I'm in the chair across from Alex, arms folded tightly over my chest, trying to feel some semblance of control. The chair is too soft, sinking slightly beneath my weight, but not in a comforting way.

I don't want to be here today. I don't want to think about anything.

Not about him. Not about the years I lost. Not about the mess I'm still trying to untangle.

"What were you thinking about?" he asks, his tone shifting, serious now. I try to meet his gaze, but my eyes flick to the grey wall behind him, feeling the weight of it pressing against my chest.

Ian, don't do this. Don't fucking do this.
Shut the fuck up, already. Fuck, Sloan! Fuck this. Fuck you.

I shake my head, trying to push the memories back. I meet Alex's gaze again, realizing he's waiting for me to say something.

I'm thinking about the end. The tears. The shouting. How it felt like my chest was about to collapse, how it felt like the walls were closing in on me, even though I had just regained my freedom.

Two years ago, on the dot, I was free.

Broken, but free.
Lost, but free.
Thinking about the ceasing of all existence, but free.

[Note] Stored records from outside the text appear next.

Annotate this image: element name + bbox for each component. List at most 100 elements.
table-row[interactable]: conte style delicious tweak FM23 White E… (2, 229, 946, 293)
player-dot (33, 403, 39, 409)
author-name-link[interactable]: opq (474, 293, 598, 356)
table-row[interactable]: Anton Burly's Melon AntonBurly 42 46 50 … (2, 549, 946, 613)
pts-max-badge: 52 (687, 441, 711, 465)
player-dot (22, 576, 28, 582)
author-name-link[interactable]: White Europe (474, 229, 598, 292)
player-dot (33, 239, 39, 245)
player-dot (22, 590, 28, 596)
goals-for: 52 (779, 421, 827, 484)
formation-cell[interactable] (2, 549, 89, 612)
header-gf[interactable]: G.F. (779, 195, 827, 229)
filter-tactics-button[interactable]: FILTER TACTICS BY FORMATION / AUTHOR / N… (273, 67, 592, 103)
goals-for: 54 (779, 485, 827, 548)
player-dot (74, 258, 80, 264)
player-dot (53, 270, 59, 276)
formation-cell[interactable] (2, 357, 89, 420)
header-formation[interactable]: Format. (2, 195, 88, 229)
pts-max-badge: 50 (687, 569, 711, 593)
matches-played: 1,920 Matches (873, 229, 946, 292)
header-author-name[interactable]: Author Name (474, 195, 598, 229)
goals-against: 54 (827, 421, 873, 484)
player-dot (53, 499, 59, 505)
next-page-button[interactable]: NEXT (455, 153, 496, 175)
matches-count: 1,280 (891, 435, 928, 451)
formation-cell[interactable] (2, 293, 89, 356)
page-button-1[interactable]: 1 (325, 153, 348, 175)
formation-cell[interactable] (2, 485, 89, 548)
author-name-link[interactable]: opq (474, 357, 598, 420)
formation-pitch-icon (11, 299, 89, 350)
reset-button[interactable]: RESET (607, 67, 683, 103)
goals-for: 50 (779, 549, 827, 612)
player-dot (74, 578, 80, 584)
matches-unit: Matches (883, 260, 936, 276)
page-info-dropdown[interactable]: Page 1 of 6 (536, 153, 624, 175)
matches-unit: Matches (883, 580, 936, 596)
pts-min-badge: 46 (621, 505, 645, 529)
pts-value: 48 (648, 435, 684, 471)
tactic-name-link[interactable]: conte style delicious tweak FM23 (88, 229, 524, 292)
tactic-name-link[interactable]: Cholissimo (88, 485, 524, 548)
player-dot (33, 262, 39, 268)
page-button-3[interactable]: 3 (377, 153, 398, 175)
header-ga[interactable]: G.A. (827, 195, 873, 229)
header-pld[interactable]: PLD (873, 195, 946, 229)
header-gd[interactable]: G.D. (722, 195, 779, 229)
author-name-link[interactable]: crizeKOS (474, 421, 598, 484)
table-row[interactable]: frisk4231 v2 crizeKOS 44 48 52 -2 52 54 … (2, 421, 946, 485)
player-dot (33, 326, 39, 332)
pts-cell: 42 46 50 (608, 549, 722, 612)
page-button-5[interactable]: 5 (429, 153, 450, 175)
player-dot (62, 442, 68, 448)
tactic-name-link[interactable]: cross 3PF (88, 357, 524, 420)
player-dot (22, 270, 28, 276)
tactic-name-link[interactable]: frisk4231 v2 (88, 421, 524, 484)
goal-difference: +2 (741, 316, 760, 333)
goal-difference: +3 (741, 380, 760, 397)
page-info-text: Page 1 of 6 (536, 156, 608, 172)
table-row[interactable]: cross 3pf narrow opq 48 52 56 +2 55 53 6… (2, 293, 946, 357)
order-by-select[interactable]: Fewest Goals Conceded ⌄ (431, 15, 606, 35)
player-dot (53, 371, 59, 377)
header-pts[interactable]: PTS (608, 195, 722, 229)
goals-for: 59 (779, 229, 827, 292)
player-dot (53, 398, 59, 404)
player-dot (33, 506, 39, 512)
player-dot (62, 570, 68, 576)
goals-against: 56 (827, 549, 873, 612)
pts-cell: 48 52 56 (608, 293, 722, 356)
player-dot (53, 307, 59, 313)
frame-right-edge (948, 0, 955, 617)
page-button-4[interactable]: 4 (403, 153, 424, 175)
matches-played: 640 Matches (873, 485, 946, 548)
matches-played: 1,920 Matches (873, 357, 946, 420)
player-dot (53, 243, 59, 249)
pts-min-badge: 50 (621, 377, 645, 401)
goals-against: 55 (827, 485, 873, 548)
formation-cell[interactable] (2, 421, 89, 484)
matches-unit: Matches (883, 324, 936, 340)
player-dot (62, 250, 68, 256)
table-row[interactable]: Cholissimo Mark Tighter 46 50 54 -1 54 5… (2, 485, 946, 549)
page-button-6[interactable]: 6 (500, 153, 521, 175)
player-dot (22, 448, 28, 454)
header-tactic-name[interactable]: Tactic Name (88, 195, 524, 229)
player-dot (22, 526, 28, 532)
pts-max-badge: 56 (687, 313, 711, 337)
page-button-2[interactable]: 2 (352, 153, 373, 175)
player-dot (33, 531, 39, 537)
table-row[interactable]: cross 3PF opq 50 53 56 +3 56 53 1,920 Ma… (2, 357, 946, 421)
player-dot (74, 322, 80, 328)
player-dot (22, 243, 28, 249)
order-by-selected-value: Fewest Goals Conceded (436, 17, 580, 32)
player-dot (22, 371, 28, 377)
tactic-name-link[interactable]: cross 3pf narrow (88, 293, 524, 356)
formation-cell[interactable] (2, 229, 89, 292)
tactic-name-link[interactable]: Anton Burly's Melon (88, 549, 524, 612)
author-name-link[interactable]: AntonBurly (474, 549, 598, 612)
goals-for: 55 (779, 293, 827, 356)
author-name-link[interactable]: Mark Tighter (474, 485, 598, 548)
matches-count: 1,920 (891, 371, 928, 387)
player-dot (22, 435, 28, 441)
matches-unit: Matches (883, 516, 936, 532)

I let him break me, but I think the worst part is that I let him. I handed him my heart like it was some kind of offering, and he stabbed it over and over, taking tiny pieces with each cut. I don't think he even realized the damage he caused.

To this day, Ian has no idea the toll he's taken on my life.

I don't know where the pain ends either.

Every now and then, something surfaces, some new feeling, some new thought, and it's been two full years since we parted. Isn't it unfair? That I'm paying seventy dollars an hour to fix what he broke, while he's out there under the delusion that he helped me?

It's tragic. It's laughable.

"Ian." I say finally, my voice raw.

"What about him?" Alex prompts.

What about him?

Why did I love him? What was it about him that I thought was worth it? All the reasons I could have given when I was nineteen, when I first started seeing him, seem distant now.

They seem so absurd.

I seem absurd.

Younger me seems insane.

Was it even love? Or was it just a need for something? A need for a male presence, for a relationship that could soothe the emptiness I felt inside?

Sloan, you're insane. You're fucking crazy.